Notebook containing Gradient Boosting Regressor model

In [33]:
# train defualt GBR model on dataset and get accuracy and error metrics

%store -r X_train X_test y_train y_test
from sklearn.ensemble import GradientBoostingRegressor
from sklearn.metrics import mean_squared_error, mean_absolute_error, r2_score

default_gbr = GradientBoostingRegressor()
default_gbr.fit(X_train, y_train)
y_pred = default_gbr.predict(X_test)

default_error = mean_squared_error(y_test, y_pred)
default_rmse = default_error ** 0.5                 # get square root of error to get RMSE
default_mae = mean_absolute_error(y_test, y_pred)
default_r2 = r2_score(y_test, y_pred)

print(f"Default GBR RMSE: {default_rmse:.4f}")
print(f"Default GBR MAE: {default_mae:.4f}")
print(f"Default GBR R2: {default_r2:.4f}")

Default GBR RMSE: 25.3536
Default GBR MAE: 19.8319
Default GBR R2: 0.9343


Use GridSearchCV to find optimal hyperparameter tuning for 'n_estimators' and 'learning_rate'

In [34]:
from sklearn.model_selection import GridSearchCV

hyperparameters = {'n_estimators': [100, 200, 300, 400], 'learning_rate': [0.01, 0.1, 0.2, 0.3, 0.4, 0.5]}

param_gbr = GradientBoostingRegressor()

gridsearch_gbr = GridSearchCV(param_gbr, hyperparameters, cv= 5, scoring='neg_mean_squared_error')
gridsearch_gbr.fit(X_train, y_train)

gridsearch_best_params = gridsearch_gbr.best_params_
print(f"Best hyperparameters: {gridsearch_best_params}")

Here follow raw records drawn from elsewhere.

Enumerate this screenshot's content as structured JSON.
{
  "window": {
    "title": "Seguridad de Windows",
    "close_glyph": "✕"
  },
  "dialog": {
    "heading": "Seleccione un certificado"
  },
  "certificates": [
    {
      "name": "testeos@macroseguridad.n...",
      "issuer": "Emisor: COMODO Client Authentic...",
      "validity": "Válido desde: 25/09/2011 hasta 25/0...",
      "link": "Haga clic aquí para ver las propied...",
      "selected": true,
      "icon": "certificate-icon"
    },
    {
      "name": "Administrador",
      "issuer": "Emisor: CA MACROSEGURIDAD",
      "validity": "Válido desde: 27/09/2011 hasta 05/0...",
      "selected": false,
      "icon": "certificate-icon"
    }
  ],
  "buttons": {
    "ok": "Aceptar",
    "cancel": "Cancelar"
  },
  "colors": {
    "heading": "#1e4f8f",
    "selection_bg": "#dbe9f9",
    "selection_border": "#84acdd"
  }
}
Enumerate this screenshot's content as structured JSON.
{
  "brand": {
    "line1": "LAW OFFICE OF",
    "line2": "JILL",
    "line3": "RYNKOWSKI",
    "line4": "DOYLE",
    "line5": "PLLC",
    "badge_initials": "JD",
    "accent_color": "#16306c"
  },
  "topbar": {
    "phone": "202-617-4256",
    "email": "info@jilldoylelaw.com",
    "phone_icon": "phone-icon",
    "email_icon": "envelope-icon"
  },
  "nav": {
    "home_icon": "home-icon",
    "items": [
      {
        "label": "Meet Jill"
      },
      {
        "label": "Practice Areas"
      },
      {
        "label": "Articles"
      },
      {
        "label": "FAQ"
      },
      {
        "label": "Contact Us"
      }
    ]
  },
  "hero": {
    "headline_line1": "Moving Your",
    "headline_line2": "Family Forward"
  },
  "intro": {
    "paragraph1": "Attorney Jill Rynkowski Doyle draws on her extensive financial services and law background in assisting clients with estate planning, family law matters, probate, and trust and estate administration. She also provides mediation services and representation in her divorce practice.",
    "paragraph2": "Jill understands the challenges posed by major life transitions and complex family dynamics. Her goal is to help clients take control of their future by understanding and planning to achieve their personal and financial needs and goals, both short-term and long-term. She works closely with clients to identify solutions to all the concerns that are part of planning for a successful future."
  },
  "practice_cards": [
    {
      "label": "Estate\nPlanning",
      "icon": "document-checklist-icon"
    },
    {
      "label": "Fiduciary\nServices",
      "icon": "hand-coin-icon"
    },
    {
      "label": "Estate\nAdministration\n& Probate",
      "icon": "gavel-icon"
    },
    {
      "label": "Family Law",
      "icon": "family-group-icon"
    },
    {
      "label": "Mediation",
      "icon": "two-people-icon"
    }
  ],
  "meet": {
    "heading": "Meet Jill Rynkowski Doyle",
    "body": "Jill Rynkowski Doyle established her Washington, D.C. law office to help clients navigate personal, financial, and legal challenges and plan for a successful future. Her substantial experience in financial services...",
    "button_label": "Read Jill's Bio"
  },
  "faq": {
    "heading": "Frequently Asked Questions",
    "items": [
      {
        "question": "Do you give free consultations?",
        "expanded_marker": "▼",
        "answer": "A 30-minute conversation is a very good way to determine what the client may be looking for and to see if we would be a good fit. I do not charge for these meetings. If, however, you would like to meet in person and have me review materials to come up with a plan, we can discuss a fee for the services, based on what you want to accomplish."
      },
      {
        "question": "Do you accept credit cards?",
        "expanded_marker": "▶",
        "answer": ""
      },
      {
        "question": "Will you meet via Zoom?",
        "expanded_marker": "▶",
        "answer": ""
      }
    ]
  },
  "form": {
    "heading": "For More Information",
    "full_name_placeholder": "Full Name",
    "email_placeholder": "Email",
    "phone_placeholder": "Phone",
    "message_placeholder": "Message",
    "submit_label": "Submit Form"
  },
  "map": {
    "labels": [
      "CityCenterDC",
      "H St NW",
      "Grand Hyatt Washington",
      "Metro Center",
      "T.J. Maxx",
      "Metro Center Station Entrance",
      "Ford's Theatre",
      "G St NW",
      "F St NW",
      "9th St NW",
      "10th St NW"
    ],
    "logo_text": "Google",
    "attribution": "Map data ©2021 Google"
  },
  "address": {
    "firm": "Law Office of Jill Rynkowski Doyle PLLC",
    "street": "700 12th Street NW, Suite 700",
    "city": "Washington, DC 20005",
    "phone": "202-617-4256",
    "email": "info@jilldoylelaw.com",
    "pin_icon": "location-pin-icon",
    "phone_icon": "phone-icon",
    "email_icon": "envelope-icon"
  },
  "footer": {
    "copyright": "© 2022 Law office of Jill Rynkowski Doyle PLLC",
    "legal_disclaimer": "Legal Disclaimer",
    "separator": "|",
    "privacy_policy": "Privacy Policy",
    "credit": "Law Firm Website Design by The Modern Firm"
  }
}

Best hyperparameters: {'learning_rate': 0.1, 'n_estimators': 400}


In [39]:

improved_gbr = GradientBoostingRegressor(n_estimators=400, learning_rate=0.1)
improved_gbr.fit(X_train, y_train)

y_pred_improved = improved_gbr.predict(X_test)

improved_error = mean_squared_error(y_test, y_pred_improved)
improved_rmse = improved_error ** 0.5
improved_mae = mean_absolute_error(y_test, y_pred_improved)
improved_r2 = r2_score(y_test, y_pred_improved)

print(f"Improved GBR RMSE: {improved_rmse:.4f} vs Default: {default_rmse:.4f}")
print(f"Improved GBR MAE: {improved_mae:.4f} vs Default: {default_mae:.4f}")
print(f"Improved GBR R2: {improved_r2:.4f} vs Default: {default_r2:.4f}")

print("Improvement in RMSE:", default_rmse - improved_rmse)


Improved GBR RMSE: 22.6801 vs Default: 25.3536
Improved GBR MAE: 17.4108 vs Default: 19.8319
Improved GBR R2: 0.9474 vs Default: 0.9343
Improvement in RMSE: 2.67347946956318